In 2012, the government of Tanzania, Muhimbili National Hospital, MUSC cardiology and other partners joined forces to establish the Jakaya Kikwete Cardiac Institute (JKCI), which now serves as the national referral center for advanced cardiac care in Tanzania. However, the success of the advanced cardiac care program has brought to light the dire need for strengthening capacity for diagnosis and management of cardiovascular disease at lower tiers of the Tanzania health care system.
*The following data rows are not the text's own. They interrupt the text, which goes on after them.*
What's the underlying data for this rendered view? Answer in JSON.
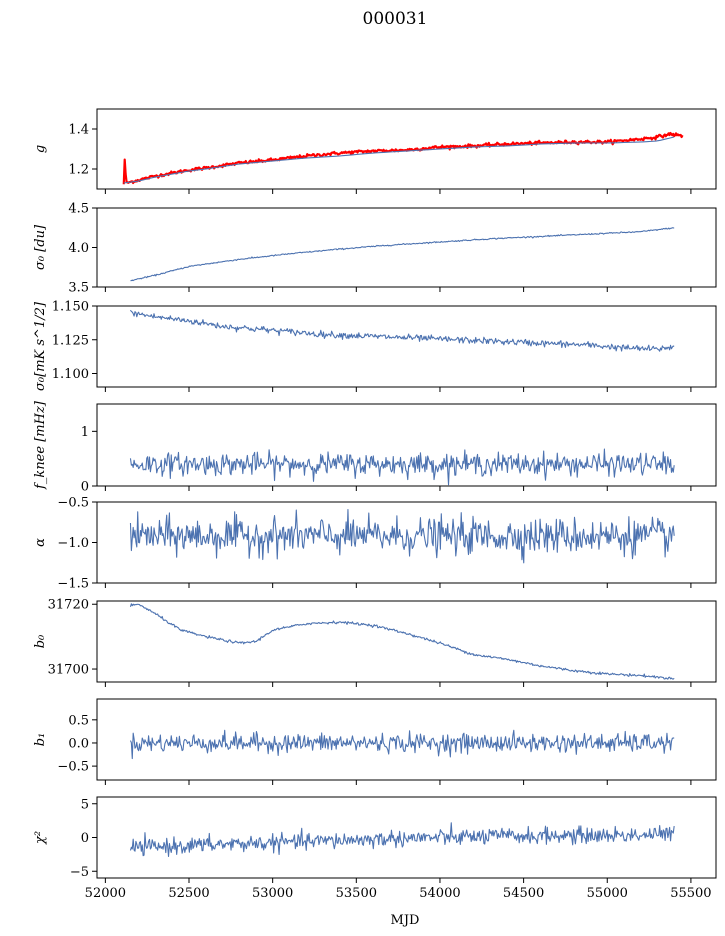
{
  "figure": {
    "title": "000031",
    "xlabel": "MJD"
  },
  "chart_data": [
    {
      "type": "line",
      "ylabel": "g",
      "xlim": [
        51950,
        55650
      ],
      "ylim": [
        1.1,
        1.5
      ],
      "yticks": [
        1.2,
        1.4
      ],
      "ytick_labels": [
        "1.2",
        "1.4"
      ],
      "series": [
        {
          "color": "#ff0000",
          "noise": 0.004,
          "x": [
            52110,
            52115,
            52125,
            52200,
            52300,
            52400,
            52500,
            52600,
            52800,
            53000,
            53200,
            53400,
            53600,
            53800,
            54000,
            54200,
            54400,
            54600,
            54800,
            55000,
            55200,
            55300,
            55380,
            55450
          ],
          "y": [
            1.125,
            1.25,
            1.13,
            1.145,
            1.165,
            1.18,
            1.195,
            1.205,
            1.23,
            1.245,
            1.265,
            1.28,
            1.29,
            1.295,
            1.31,
            1.315,
            1.325,
            1.33,
            1.335,
            1.335,
            1.35,
            1.36,
            1.375,
            1.365
          ]
        },
        {
          "color": "#4c72b0",
          "noise": 0.0,
          "x": [
            52110,
            52200,
            52300,
            52400,
            52500,
            52600,
            52800,
            53000,
            53200,
            53400,
            53600,
            53800,
            54000,
            54200,
            54400,
            54600,
            54800,
            55000,
            55200,
            55300,
            55400
          ],
          "y": [
            1.13,
            1.14,
            1.16,
            1.175,
            1.19,
            1.2,
            1.225,
            1.24,
            1.255,
            1.265,
            1.28,
            1.29,
            1.3,
            1.31,
            1.315,
            1.325,
            1.33,
            1.33,
            1.335,
            1.34,
            1.36
          ]
        }
      ]
    },
    {
      "type": "line",
      "ylabel": "σ₀ [du]",
      "xlim": [
        51950,
        55650
      ],
      "ylim": [
        3.5,
        4.5
      ],
      "yticks": [
        3.5,
        4.0,
        4.5
      ],
      "ytick_labels": [
        "3.5",
        "4.0",
        "4.5"
      ],
      "series": [
        {
          "color": "#4c72b0",
          "noise": 0.004,
          "x": [
            52150,
            52300,
            52500,
            52800,
            53100,
            53400,
            53700,
            54000,
            54300,
            54600,
            54900,
            55200,
            55400
          ],
          "y": [
            3.58,
            3.65,
            3.76,
            3.85,
            3.92,
            3.98,
            4.03,
            4.07,
            4.11,
            4.14,
            4.17,
            4.2,
            4.25
          ]
        }
      ]
    },
    {
      "type": "line",
      "ylabel": "σ₀[mK s^1/2]",
      "xlim": [
        51950,
        55650
      ],
      "ylim": [
        1.09,
        1.15
      ],
      "yticks": [
        1.1,
        1.125,
        1.15
      ],
      "ytick_labels": [
        "1.100",
        "1.125",
        "1.150"
      ],
      "series": [
        {
          "color": "#4c72b0",
          "noise": 0.0012,
          "x": [
            52150,
            52300,
            52500,
            52700,
            52900,
            53100,
            53300,
            53500,
            53700,
            53900,
            54100,
            54300,
            54500,
            54700,
            54900,
            55100,
            55300,
            55400
          ],
          "y": [
            1.145,
            1.142,
            1.139,
            1.135,
            1.133,
            1.131,
            1.129,
            1.128,
            1.127,
            1.126,
            1.125,
            1.124,
            1.123,
            1.122,
            1.121,
            1.119,
            1.118,
            1.12
          ]
        }
      ]
    },
    {
      "type": "line",
      "ylabel": "f_knee [mHz]",
      "xlim": [
        51950,
        55650
      ],
      "ylim": [
        0,
        1.5
      ],
      "yticks": [
        0,
        1
      ],
      "ytick_labels": [
        "0",
        "1"
      ],
      "series": [
        {
          "color": "#4c72b0",
          "noise": 0.1,
          "x": [
            52150,
            55400
          ],
          "y": [
            0.4,
            0.4
          ]
        }
      ]
    },
    {
      "type": "line",
      "ylabel": "α",
      "xlim": [
        51950,
        55650
      ],
      "ylim": [
        -1.5,
        -0.5
      ],
      "yticks": [
        -1.5,
        -1.0,
        -0.5
      ],
      "ytick_labels": [
        "−1.5",
        "−1.0",
        "−0.5"
      ],
      "series": [
        {
          "color": "#4c72b0",
          "noise": 0.11,
          "x": [
            52150,
            55400
          ],
          "y": [
            -0.92,
            -0.92
          ]
        }
      ]
    },
    {
      "type": "line",
      "ylabel": "b₀",
      "xlim": [
        51950,
        55650
      ],
      "ylim": [
        31696,
        31721
      ],
      "yticks": [
        31700,
        31720
      ],
      "ytick_labels": [
        "31700",
        "31720"
      ],
      "series": [
        {
          "color": "#4c72b0",
          "noise": 0.2,
          "x": [
            52150,
            52200,
            52300,
            52450,
            52600,
            52800,
            52900,
            53000,
            53200,
            53400,
            53600,
            53800,
            54000,
            54200,
            54400,
            54600,
            54800,
            55000,
            55200,
            55400
          ],
          "y": [
            31719.5,
            31720,
            31717,
            31712,
            31710,
            31708,
            31708.5,
            31712,
            31714,
            31714.5,
            31713.5,
            31711,
            31708,
            31704.5,
            31703,
            31701,
            31699.5,
            31698.5,
            31698,
            31697
          ]
        }
      ]
    },
    {
      "type": "line",
      "ylabel": "b₁",
      "xlim": [
        51950,
        55650
      ],
      "ylim": [
        -0.8,
        0.95
      ],
      "yticks": [
        -0.5,
        0.0,
        0.5
      ],
      "ytick_labels": [
        "−0.5",
        "0.0",
        "0.5"
      ],
      "series": [
        {
          "color": "#4c72b0",
          "noise": 0.1,
          "x": [
            52150,
            55400
          ],
          "y": [
            0.0,
            0.0
          ]
        }
      ]
    },
    {
      "type": "line",
      "ylabel": "χ²",
      "xlim": [
        51950,
        55650
      ],
      "ylim": [
        -6,
        6
      ],
      "yticks": [
        -5,
        0,
        5
      ],
      "ytick_labels": [
        "−5",
        "0",
        "5"
      ],
      "xticks": [
        52000,
        52500,
        53000,
        53500,
        54000,
        54500,
        55000,
        55500
      ],
      "xtick_labels": [
        "52000",
        "52500",
        "53000",
        "53500",
        "54000",
        "54500",
        "55000",
        "55500"
      ],
      "series": [
        {
          "color": "#4c72b0",
          "noise": 0.6,
          "x": [
            52150,
            52600,
            53200,
            53800,
            54400,
            55000,
            55400
          ],
          "y": [
            -1.5,
            -1.1,
            -0.6,
            -0.1,
            0.2,
            0.3,
            0.5
          ]
        }
      ]
    }
  ]
}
Many patients referred to JKCI have either far-advanced diseases with limited options for treatment or mild cardiovascular disease that could be managed at lower levels of the health system in order to best prioritize the use of advanced care resources. As in many developing countries, Tanzania faces a dual challenge of high rates of CVD and barriers to the accessibility of care, including physician shortages, long travel distances, and lack of equipment at local health care facilities to accurately diagnose or treat cardiovascular disease.
A potential game-changer to address these barriers is the GE Vscan, a pocket-sized, battery-powered, point of care ultrasound, which has the capability to markedly improve diagnostic capabilities in low-resource settings. It could change the paradigm for cardiovascular care in the Tanzanian region. Studies have shown point-of-care ultrasounds, such as the VScan, can help enable task-shifting to front line heath care workers – such as clinical officers, nurses, and mid-wives - in low-resource settings, however there is limited literature as to whether this modality could be successfully transferred for detection of cardiovascular disease.
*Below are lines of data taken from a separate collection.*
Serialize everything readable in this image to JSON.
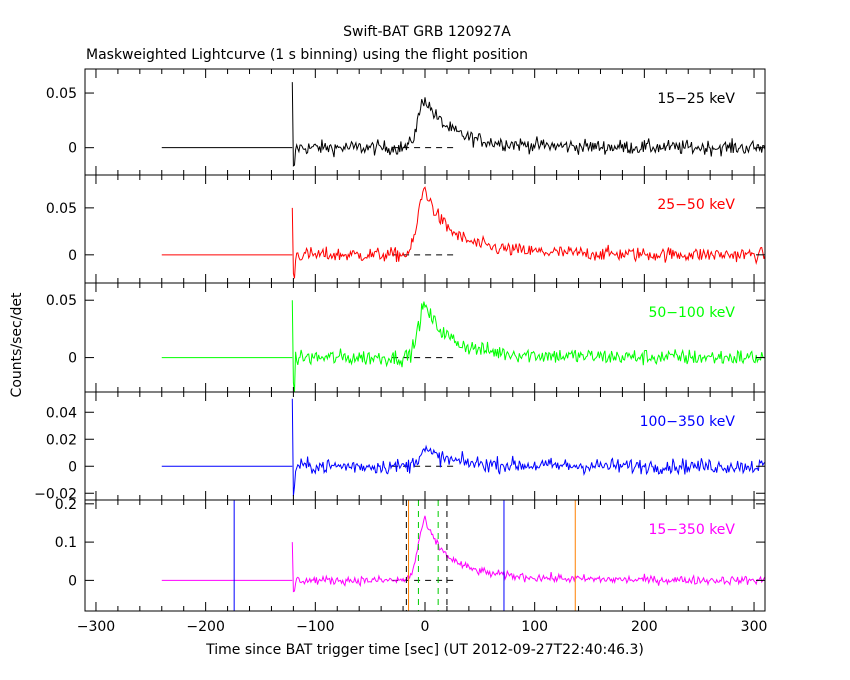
{
  "title": "Swift-BAT GRB 120927A",
  "subtitle": "Maskweighted Lightcurve (1 s binning) using the flight position",
  "xlabel": "Time since BAT trigger time [sec] (UT 2012-09-27T22:40:46.3)",
  "ylabel": "Counts/sec/det",
  "chart_data": {
    "type": "line",
    "title": "Swift-BAT GRB 120927A",
    "subtitle": "Maskweighted Lightcurve (1 s binning) using the flight position",
    "xlabel": "Time since BAT trigger time [sec] (UT 2012-09-27T22:40:46.3)",
    "ylabel": "Counts/sec/det",
    "xlim": [
      -310,
      310
    ],
    "xticks": [
      -300,
      -200,
      -100,
      0,
      100,
      200,
      300
    ],
    "xtick_labels": [
      "−300",
      "−200",
      "−100",
      "0",
      "100",
      "200",
      "300"
    ],
    "grid": false,
    "flat_segment": {
      "start": -240,
      "end": -121,
      "value": 0
    },
    "data_start": -121,
    "peak_time": 0,
    "panels": [
      {
        "label": "15−25 keV",
        "color": "#000000",
        "ylim": [
          -0.025,
          0.072
        ],
        "yticks": [
          0,
          0.05
        ],
        "ytick_labels": [
          "0",
          "0.05"
        ],
        "peak": 0.045,
        "noise": 0.0065,
        "start_spike": 0.06,
        "start_dip": -0.02
      },
      {
        "label": "25−50 keV",
        "color": "#ff0000",
        "ylim": [
          -0.03,
          0.085
        ],
        "yticks": [
          0,
          0.05
        ],
        "ytick_labels": [
          "0",
          "0.05"
        ],
        "peak": 0.07,
        "noise": 0.0075,
        "start_spike": 0.05,
        "start_dip": -0.025
      },
      {
        "label": "50−100 keV",
        "color": "#00ff00",
        "ylim": [
          -0.03,
          0.065
        ],
        "yticks": [
          0,
          0.05
        ],
        "ytick_labels": [
          "0",
          "0.05"
        ],
        "peak": 0.045,
        "noise": 0.007,
        "start_spike": 0.05,
        "start_dip": -0.03
      },
      {
        "label": "100−350 keV",
        "color": "#0000ff",
        "ylim": [
          -0.025,
          0.055
        ],
        "yticks": [
          -0.02,
          0,
          0.02,
          0.04
        ],
        "ytick_labels": [
          "−0.02",
          "0",
          "0.02",
          "0.04"
        ],
        "peak": 0.012,
        "noise": 0.0055,
        "start_spike": 0.05,
        "start_dip": -0.02
      },
      {
        "label": "15−350 keV",
        "color": "#ff00ff",
        "ylim": [
          -0.08,
          0.21
        ],
        "yticks": [
          0,
          0.1,
          0.2
        ],
        "ytick_labels": [
          "0",
          "0.1",
          "0.2"
        ],
        "peak": 0.155,
        "noise": 0.011,
        "start_spike": 0.1,
        "start_dip": -0.03
      }
    ],
    "marker_lines": [
      {
        "x": -174,
        "color": "#0000ff",
        "style": "solid"
      },
      {
        "x": -17,
        "color": "#000000",
        "style": "dashed"
      },
      {
        "x": -15,
        "color": "#ff8000",
        "style": "solid"
      },
      {
        "x": -6,
        "color": "#00cc00",
        "style": "dashed"
      },
      {
        "x": 12,
        "color": "#00cc00",
        "style": "dashed"
      },
      {
        "x": 20,
        "color": "#000000",
        "style": "dashed"
      },
      {
        "x": 72,
        "color": "#0000ff",
        "style": "solid"
      },
      {
        "x": 137,
        "color": "#ff8000",
        "style": "solid"
      }
    ]
  }
}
In this pilot study, Susan Dorman, M.D., an infectious disease-trained physician with 18 years of experience in international research, will investigate the feasibility and efficacy of a point-of-care cardiac ultrasound training program for front-line health care workers in middle tiers of the Tanzanian health care system. Dorman will be working on this pilot project with MUSC cardiologists Peter Zwerner, M.D., Eric Powers, M.D., and Richard Bayer, M.D., who are part of a team of U.S. cardiologists who have partnered with Tanzanian cardiologist Mohamed Janabi, M.D. over many years to train Tanzanian physicians and build capacity in caring for patients with cardiovascular disease in Tanzania.
The study team will train clinical officers from district (mid-level) hospitals located in administrative regions bordering Dar es Salaam on how to acquire and interpret basic cardiac ultrasound images using the Vscan. JCKI will serve as the training site. Knowledge acquisition will be assessed in two different settings – initially in the training facility immediately post-training, and subsequently in the clinical officers’ settings of usual clinical practice.
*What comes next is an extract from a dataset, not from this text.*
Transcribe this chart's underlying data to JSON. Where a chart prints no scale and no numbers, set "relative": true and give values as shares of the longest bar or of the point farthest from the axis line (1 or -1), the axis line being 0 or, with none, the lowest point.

“The Vscan ultrasound tool has been shown to improve outcomes when used for antenatal screening of pregnant women in resource-limited settings,” says Dorman. “We hope to better understand how cardiovascular care can be improved with the use of this tool in Africa and this project will be one of the first times the use of this tool is explored outside of major referral hospitals.”
This study will be instrumental in helping design future studies focusing on at-risk populations in Tanzania and creating effective strategies for improving uptake and quality of CVD testing. It is one innovation that has the potential to lay the foundation for changing CVD care practices in resource-limited settings and incorporating new clinical research into ongoing MUSC-associated cardiology clinical care activities in Tanzania.